Astronomers have long established that a massive star ends its life by exploding in a supernova and the remaining core collapses, forming, depending on the mass still existing, a neutron star or a black hole. However, the process was never observed, at least until now.
Supernova SN 2022jli occurred in the galaxy NGC 157, about 75 million light-years from Earth. Discovered in May 2022 by the South African amateur astronomer Berto Monard, it quickly became an object of study and two teams studied its consequences, which turned out to be peculiar and for this reason very interesting.
After the intense brightness of a supernova, its light gradually and continuously fades over time. Instead, SN 2022jli showed an oscillation in brightness with a period of about 12.5 days. Both teams, led respectively by Ping Chen of the Weizmann Institute of Science, Israel, and Thomas Moore of Queen’s University Belfast, Northern Ireland, think that this phenomenon is due to the presence of another star that survived its companion’s explosion.
According to the most likely reconstruction, the compact object that formed after the supernova and the normal star continued to orbit each other in a binary system. However, the normal star’s atmosphere interacted with the materials ejected by the supernova, resulting in its atmosphere swelling to the point that the compact object completes part of its orbit within its companion’s atmosphere. In that phase, the compact object steals gas from its companion and this generates energy and electromagnetic emissions that determine the oscillation of its brightness. This process is illustrated in the bottom image (ESO/L. Calçada).

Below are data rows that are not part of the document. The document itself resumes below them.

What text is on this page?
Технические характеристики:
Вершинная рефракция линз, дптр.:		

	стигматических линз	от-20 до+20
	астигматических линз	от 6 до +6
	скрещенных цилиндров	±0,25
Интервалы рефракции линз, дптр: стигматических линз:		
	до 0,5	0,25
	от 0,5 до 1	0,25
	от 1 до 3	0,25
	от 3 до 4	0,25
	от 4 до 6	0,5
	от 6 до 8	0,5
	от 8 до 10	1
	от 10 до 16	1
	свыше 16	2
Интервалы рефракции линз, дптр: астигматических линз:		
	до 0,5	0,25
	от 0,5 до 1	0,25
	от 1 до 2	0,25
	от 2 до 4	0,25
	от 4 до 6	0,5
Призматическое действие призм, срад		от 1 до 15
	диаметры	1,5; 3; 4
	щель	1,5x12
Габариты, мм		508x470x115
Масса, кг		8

Both a neutron star and a black hole can cause that type of effect but neither team could establish with certainty the nature of the object that formed after the supernova SN 2022jli. New observations will show the evolution of that situation and will also help understand the future of this binary system.
One possible scenario is the formation of a Thorne-Żytkow object, formed by a red giant or supergiant or a massive Wolf-Rayet star containing a neutron star within it. It would be the first object of this type observed since so far, it was only hypothesized. Observations of the binary system will be able to ascertain if the two companions are getting closer and in the future, there could be a merger which would be extremely interesting for astronomers.

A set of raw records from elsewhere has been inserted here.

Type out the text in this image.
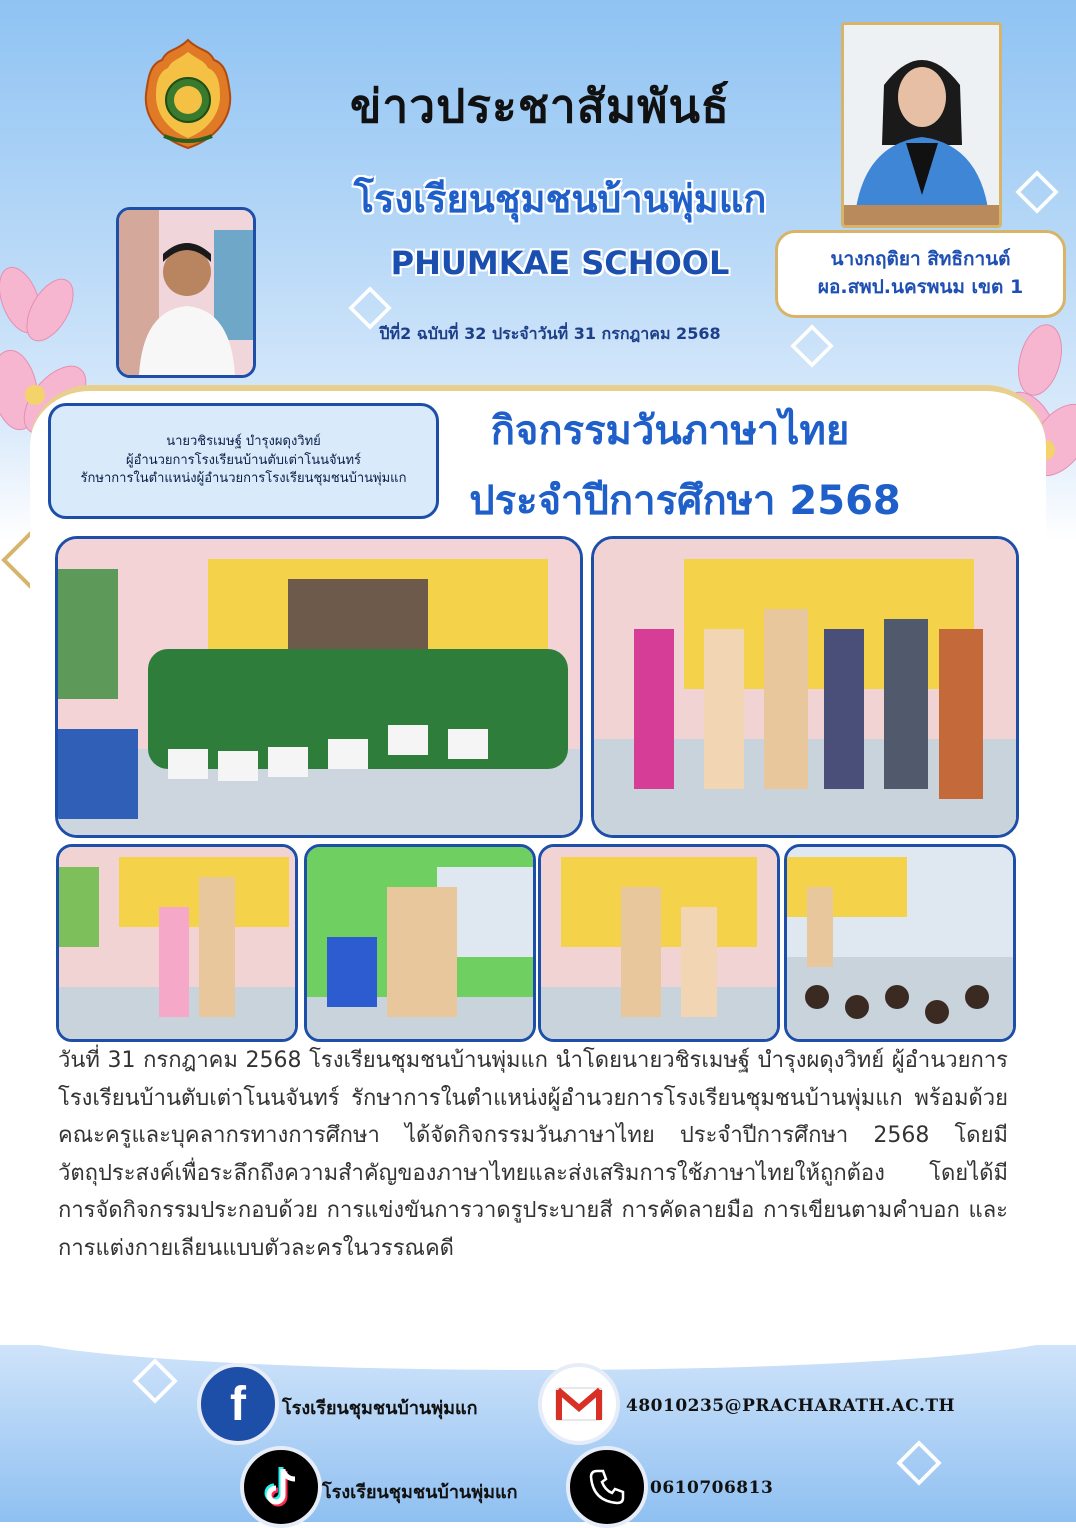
ข่าวประชาสัมพันธ์
โรงเรียนชุมชนบ้านพุ่มแก
PHUMKAE SCHOOL
ปีที่2 ฉบับที่ 32 ประจำวันที่ 31 กรกฎาคม 2568
นางกฤติยา สิทธิกานต์
ผอ.สพป.นครพนม เขต 1
นายวชิรเมษฐ์ บำรุงผดุงวิทย์
ผู้อำนวยการโรงเรียนบ้านตับเต่าโนนจันทร์
รักษาการในตำแหน่งผู้อำนวยการโรงเรียนชุมชนบ้านพุ่มแก
กิจกรรมวันภาษาไทย
ประจำปีการศึกษา 2568
วันที่ 31 กรกฎาคม 2568 โรงเรียนชุมชนบ้านพุ่มแก นำโดยนายวชิรเมษฐ์ บำรุงผดุงวิทย์ ผู้อำนวยการโรงเรียนบ้านตับเต่าโนนจันทร์ รักษาการในตำแหน่งผู้อำนวยการโรงเรียนชุมชนบ้านพุ่มแก พร้อมด้วยคณะครูและบุคลากรทางการศึกษา ได้จัดกิจกรรมวันภาษาไทย ประจำปีการศึกษา 2568 โดยมีวัตถุประสงค์เพื่อระลึกถึงความสำคัญของภาษาไทยและส่งเสริมการใช้ภาษาไทยให้ถูกต้อง โดยได้มีการจัดกิจกรรมประกอบด้วย การแข่งขันการวาดรูประบายสี การคัดลายมือ การเขียนตามคำบอก และการแต่งกายเลียนแบบตัวละครในวรรณคดี
f	โรงเรียนชุมชนบ้านพุ่มแก	48010235@PRACHARATH.AC.TH
โรงเรียนชุมชนบ้านพุ่มแก	0610706813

In general, the study of the consequences of supernovae is interesting for astronomers, so the study of SN 2022jli will continue in the coming years, also with the new telescopes that will come into service. The elements generated in the progenitor star during its life and death ejected into interstellar space could contribute to the formation of new star systems. In this case, however, there’s a binary system and astronomers are also interested in studying the consequences on the companion and its influence on the supernova remnant.